努尔哈赤策马入城,他的玄铁重甲上,沾着点点血迹,脸上没有丝毫波澜,像是在看一件再平常不过的事情。他望着城头那面残破的叶赫旗帜,望着倒在城墙下的金台石,望着这座被鲜血与火焰笼罩的城池,眼中没有丝毫怜悯。他抬手一挥,沉声下令:“清理战场,安抚降民。叶赫之地,自此归入建州版图!”

 

代善与褚英齐声应命,声音响彻在死寂的城中,却带着一股令人胆寒的威严。

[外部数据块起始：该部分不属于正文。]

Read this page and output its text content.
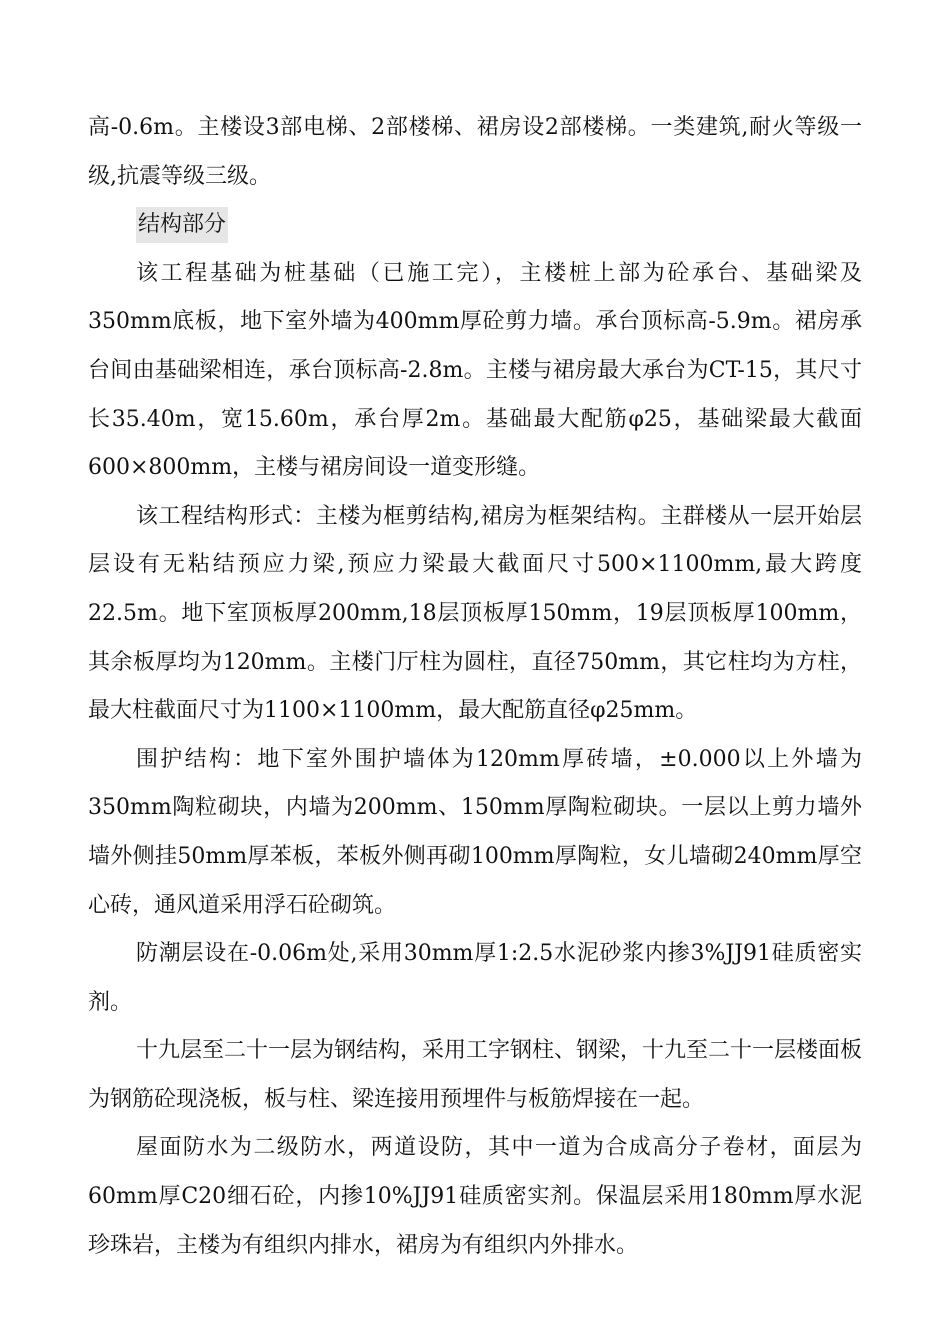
高-0.6m。主楼设3部电梯、2部楼梯、裙房设2部楼梯。一类建筑,耐火等级一级,抗震等级三级。

结构部分

该工程基础为桩基础（已施工完），主楼桩上部为砼承台、基础梁及350mm底板，地下室外墙为400mm厚砼剪力墙。承台顶标高-5.9m。裙房承台间由基础梁相连，承台顶标高-2.8m。主楼与裙房最大承台为CT-15，其尺寸长35.40m，宽15.60m，承台厚2m。基础最大配筋φ25，基础梁最大截面600×800mm，主楼与裙房间设一道变形缝。

该工程结构形式：主楼为框剪结构,裙房为框架结构。主群楼从一层开始层层设有无粘结预应力梁,预应力梁最大截面尺寸500×1100mm,最大跨度22.5m。地下室顶板厚200mm,18层顶板厚150mm，19层顶板厚100mm，其余板厚均为120mm。主楼门厅柱为圆柱，直径750mm，其它柱均为方柱，最大柱截面尺寸为1100×1100mm，最大配筋直径φ25mm。

围护结构：地下室外围护墙体为120mm厚砖墙，±0.000以上外墙为350mm陶粒砌块，内墙为200mm、150mm厚陶粒砌块。一层以上剪力墙外墙外侧挂50mm厚苯板，苯板外侧再砌100mm厚陶粒，女儿墙砌240mm厚空心砖，通风道采用浮石砼砌筑。

防潮层设在-0.06m处,采用30mm厚1:2.5水泥砂浆内掺3%JJ91硅质密实剂。

十九层至二十一层为钢结构，采用工字钢柱、钢梁，十九至二十一层楼面板为钢筋砼现浇板，板与柱、梁连接用预埋件与板筋焊接在一起。

屋面防水为二级防水，两道设防，其中一道为合成高分子卷材，面层为60mm厚C20细石砼，内掺10%JJ91硅质密实剂。保温层采用180mm厚水泥珍珠岩，主楼为有组织内排水，裙房为有组织内外排水。
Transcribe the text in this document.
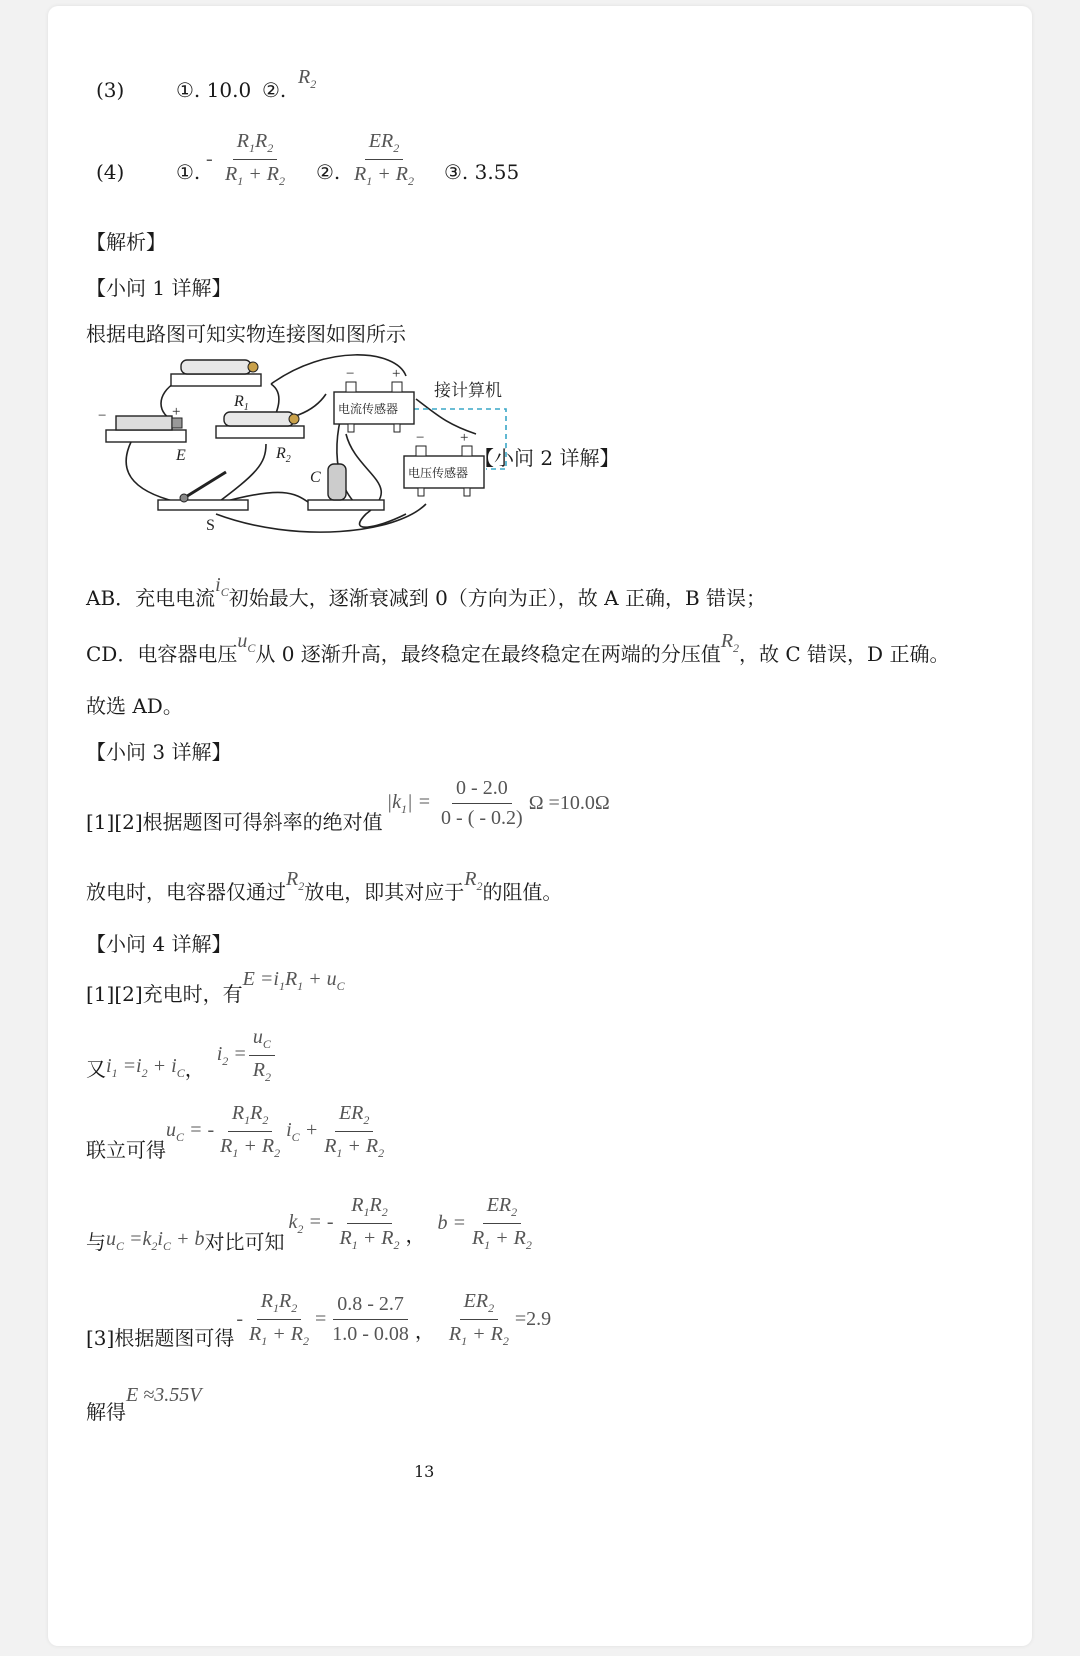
(3)	①. 10.0 ②.
$R_2$
(4)	①.
- $\frac{R_1R_2}{R_1 + R_2}$ ②. $\frac{ER_2}{R_1 + R_2}$ ③. 3.55
【解析】
【小问 1 详解】
根据电路图可知实物连接图如图所示
−	+
−	+
− +
$R_1$
$R_2$
E
C
S
电流传感器
电压传感器
接计算机
【小问 2 详解】
AB．充电电流$i_C$初始最大，逐渐衰减到 0（方向为正），故 A 正确，B 错误；
CD．电容器电压$u_C$从 0 逐渐升高，最终稳定在最终稳定在两端的分压值$R_2$，故 C 错误，D 正确。
故选 AD。
【小问 3 详解】
[1][2]根据题图可得斜率的绝对值
$|k_1| = \frac{0 - 2.0}{0 - ( - 0.2)}$ Ω =10.0Ω
放电时，电容器仅通过$R_2$放电，即其对应于$R_2$的阻值。
【小问 4 详解】
[1][2]充电时，有$E =i_1R_1 + u_C$
又 $i_1 =i_2 + i_C$ ，
$i_2 = \frac{u_C}{R_2}$
联立可得
$u_C$ = - $\frac{R_1R_2}{R_1 + R_2} i_C + \frac{ER_2}{R_1 + R_2}$
与 $u_C =k_2i_C + b$ 对比可知
$k_2$ = - $\frac{R_1R_2}{R_1 + R_2}$ ， $b = \frac{ER_2}{R_1 + R_2}$
[3]根据题图可得
- $\frac{R_1R_2}{R_1 + R_2} = \frac{0.8 - 2.7}{1.0 - 0.08}$ ， $\frac{ER_2}{R_1 + R_2} =2.9$
解得E ≈3.55V
13
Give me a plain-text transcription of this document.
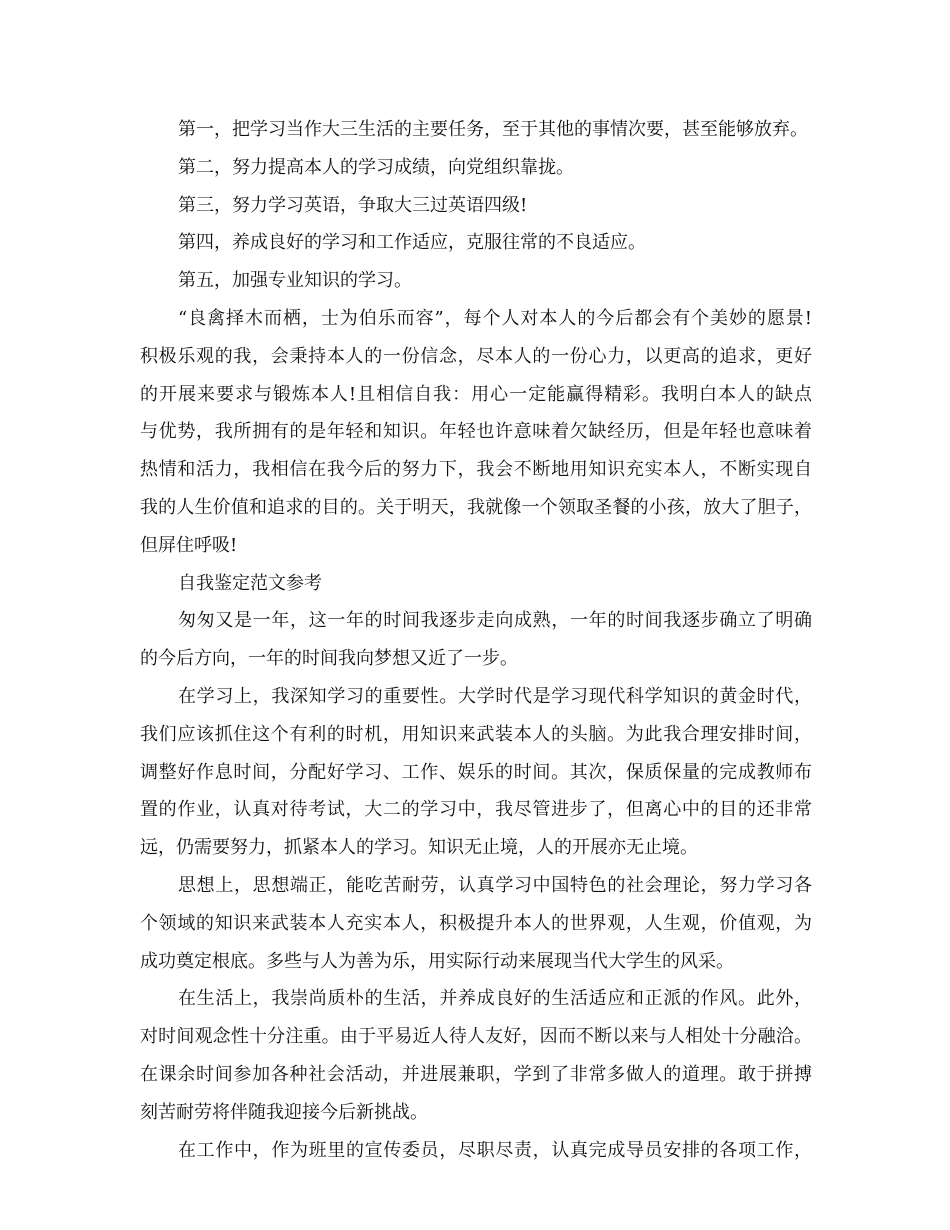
第一，把学习当作大三生活的主要任务，至于其他的事情次要，甚至能够放弃。
第二，努力提高本人的学习成绩，向党组织靠拢。
第三，努力学习英语，争取大三过英语四级!
第四，养成良好的学习和工作适应，克服往常的不良适应。
第五，加强专业知识的学习。
“良禽择木而栖，士为伯乐而容”，每个人对本人的今后都会有个美妙的愿景!
积极乐观的我，会秉持本人的一份信念，尽本人的一份心力，以更高的追求，更好
的开展来要求与锻炼本人!且相信自我：用心一定能赢得精彩。我明白本人的缺点
与优势，我所拥有的是年轻和知识。年轻也许意味着欠缺经历，但是年轻也意味着
热情和活力，我相信在我今后的努力下，我会不断地用知识充实本人，不断实现自
我的人生价值和追求的目的。关于明天，我就像一个领取圣餐的小孩，放大了胆子，
但屏住呼吸!
自我鉴定范文参考
匆匆又是一年，这一年的时间我逐步走向成熟，一年的时间我逐步确立了明确
的今后方向，一年的时间我向梦想又近了一步。
在学习上，我深知学习的重要性。大学时代是学习现代科学知识的黄金时代，
我们应该抓住这个有利的时机，用知识来武装本人的头脑。为此我合理安排时间，
调整好作息时间，分配好学习、工作、娱乐的时间。其次，保质保量的完成教师布
置的作业，认真对待考试，大二的学习中，我尽管进步了，但离心中的目的还非常
远，仍需要努力，抓紧本人的学习。知识无止境，人的开展亦无止境。
思想上，思想端正，能吃苦耐劳，认真学习中国特色的社会理论，努力学习各
个领域的知识来武装本人充实本人，积极提升本人的世界观，人生观，价值观，为
成功奠定根底。多些与人为善为乐，用实际行动来展现当代大学生的风采。
在生活上，我崇尚质朴的生活，并养成良好的生活适应和正派的作风。此外，
对时间观念性十分注重。由于平易近人待人友好，因而不断以来与人相处十分融洽。
在课余时间参加各种社会活动，并进展兼职，学到了非常多做人的道理。敢于拼搏
刻苦耐劳将伴随我迎接今后新挑战。
在工作中，作为班里的宣传委员，尽职尽责，认真完成导员安排的各项工作，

他们的脸上满是兴奋,眼中闪烁着贪婪的光芒,仿佛已经看到了建州一统辽东的那一天。

 

风雪依旧肆虐,卷着雪沫,覆盖了地上的血迹,覆盖了倒在雪地里的尸体,也覆盖了叶赫部百年的荣光。那些曾经的辉煌,那些曾经的骄傲,都在这场大火中,化为了灰烬。

 

远处的天际,渐渐泛起了一丝鱼肚白,微弱的光芒刺破了夜色,却驱不散这片土地上的寒意。可这片被鲜血浸染的土地,却依旧笼罩在一片沉沉的黑暗里,看不到一丝光亮。

 

叶赫东城的上空,仿佛还回荡着金台石最后的呐喊,那声音穿透风雪,穿透岁月,久久不散。